Sur le quai et prêt à s’embarquer, un docteur se détourne pourtant de sa destination initialement prévue (l’Afrique) pour privilégier un mal local et intestin qui gangrène les épouses. Ce mal, on pourrait le nommer frustration sexuelle, ou tout simplement désir. Un désir que des maris cantonnés dans des rôles dont les femmes sont exclus refusent de pallier, la faute à une routine castratrice : les voici entre amis à jouer aux boules, eux qui ne savent plus faire l’amour, les voilà assis en terrasse à attendre les consommations et à reluquer à droite à gauche, sans vergogne, avec impuissance. Il faudra une tentative de suicide et l’intervention de la « médecine » moderne, qui est d’utilité publique et devrait être remboursée par la Sécurité Sociale.

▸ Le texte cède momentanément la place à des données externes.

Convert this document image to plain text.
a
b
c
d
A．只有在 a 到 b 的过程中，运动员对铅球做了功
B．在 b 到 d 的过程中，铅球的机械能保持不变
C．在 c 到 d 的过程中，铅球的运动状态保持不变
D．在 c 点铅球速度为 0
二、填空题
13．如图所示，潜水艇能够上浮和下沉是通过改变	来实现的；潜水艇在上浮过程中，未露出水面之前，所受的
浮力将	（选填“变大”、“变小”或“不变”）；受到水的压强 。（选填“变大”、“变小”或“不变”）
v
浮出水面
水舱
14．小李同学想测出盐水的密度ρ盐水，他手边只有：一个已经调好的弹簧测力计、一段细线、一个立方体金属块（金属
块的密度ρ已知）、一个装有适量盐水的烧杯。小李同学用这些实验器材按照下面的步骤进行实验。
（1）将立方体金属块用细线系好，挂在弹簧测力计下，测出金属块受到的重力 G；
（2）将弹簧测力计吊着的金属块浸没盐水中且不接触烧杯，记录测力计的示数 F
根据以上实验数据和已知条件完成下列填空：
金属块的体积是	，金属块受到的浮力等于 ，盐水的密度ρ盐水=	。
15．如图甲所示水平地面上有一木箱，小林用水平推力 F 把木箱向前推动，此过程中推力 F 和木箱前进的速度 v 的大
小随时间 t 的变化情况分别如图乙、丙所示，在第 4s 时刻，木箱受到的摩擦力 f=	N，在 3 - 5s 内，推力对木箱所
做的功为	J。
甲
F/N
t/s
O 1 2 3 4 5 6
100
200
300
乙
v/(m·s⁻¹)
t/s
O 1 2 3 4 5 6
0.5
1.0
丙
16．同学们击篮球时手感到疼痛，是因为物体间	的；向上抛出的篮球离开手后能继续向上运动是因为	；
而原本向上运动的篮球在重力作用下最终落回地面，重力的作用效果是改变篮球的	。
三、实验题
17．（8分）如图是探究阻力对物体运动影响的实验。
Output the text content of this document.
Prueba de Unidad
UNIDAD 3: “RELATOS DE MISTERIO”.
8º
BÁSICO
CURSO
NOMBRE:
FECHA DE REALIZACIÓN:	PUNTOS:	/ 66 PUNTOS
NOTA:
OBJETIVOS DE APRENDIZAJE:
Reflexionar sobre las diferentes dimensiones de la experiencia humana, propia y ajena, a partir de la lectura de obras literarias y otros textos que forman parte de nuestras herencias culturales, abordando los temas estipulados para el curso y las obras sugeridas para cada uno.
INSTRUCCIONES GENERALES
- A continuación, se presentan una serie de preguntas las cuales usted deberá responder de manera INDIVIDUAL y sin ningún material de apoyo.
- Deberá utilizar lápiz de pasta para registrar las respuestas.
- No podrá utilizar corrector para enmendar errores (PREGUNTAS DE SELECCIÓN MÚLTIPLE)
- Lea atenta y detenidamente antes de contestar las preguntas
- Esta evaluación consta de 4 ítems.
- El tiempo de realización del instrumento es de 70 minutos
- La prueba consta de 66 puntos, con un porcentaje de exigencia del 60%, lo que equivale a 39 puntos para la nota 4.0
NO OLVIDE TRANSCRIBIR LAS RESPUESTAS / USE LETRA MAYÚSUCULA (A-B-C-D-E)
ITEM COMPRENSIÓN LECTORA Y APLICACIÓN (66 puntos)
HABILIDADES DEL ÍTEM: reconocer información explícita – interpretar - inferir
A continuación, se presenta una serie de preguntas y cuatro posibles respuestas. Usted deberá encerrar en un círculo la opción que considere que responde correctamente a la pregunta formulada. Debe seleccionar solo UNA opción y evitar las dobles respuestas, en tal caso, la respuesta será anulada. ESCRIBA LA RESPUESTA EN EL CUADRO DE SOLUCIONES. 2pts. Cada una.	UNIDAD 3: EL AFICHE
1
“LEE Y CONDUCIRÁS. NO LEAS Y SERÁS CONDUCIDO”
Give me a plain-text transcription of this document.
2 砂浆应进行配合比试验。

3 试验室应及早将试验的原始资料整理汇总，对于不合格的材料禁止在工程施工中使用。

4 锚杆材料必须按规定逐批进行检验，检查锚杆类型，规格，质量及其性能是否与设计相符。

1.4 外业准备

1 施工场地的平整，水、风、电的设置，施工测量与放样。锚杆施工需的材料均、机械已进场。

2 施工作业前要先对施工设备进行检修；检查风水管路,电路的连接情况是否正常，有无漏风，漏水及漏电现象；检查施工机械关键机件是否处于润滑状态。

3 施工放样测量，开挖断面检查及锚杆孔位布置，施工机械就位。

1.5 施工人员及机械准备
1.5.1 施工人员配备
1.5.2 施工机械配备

Aussi L’Étalon propose-t-il, pendant une heure et demie, un art de compenser qui marie la provocation sociale avec ma mise en scène d’un problème à l’œuvre dans la société dont il est le contemporain ; Jean-Pierre Mocky reconnaît lui-même qu’au cours des projections, de nombreux maris ont forcé leur épouse à quitter la salle de cinéma... Preuve que la vision du cinéaste, alliant la farce politique et le pamphlet virulent, dérange, qu’il met le doigt sur un point sensible encore tabou. On recrute des travailleurs du sexe en marge de la loi puis avec son consentement, on veut transformer les soldats en étalons, selon l’adage « faites l’amour et pas la guerre ». Tourné en sept petits jours, ce qui se ressent dans l’agencement des scènes dont le montage peine à divulguer les raccords parfois grossiers, le film traite de l’amour malheureux comme d’une maladie, offre à un Bourvil malade le premier rôle, celui d’un médecin persuadé de la grandeur de son geste. Et c’est là tout l’intérêt du film : le docteur n’est pas un charlatan qui se jouerait des titres pour cacher de bien immorales pratiques, non, il croit dur comme fer à son entreprise de guérison et de libération de la femme, va jusqu’à obtenir le soutien d’un député puis l’adhésion de l’Assemblée Nationale lors d’une scène aux quiproquos délicieux.
Par son rythme effréné et son goût pour le politiquement incorrect, L’Étalon parvient à penser le burlesque comme le ton adéquat pour dire quelque chose de fort sur une condition féminine alors en pleine révolution. Savoureux et jubilatoire.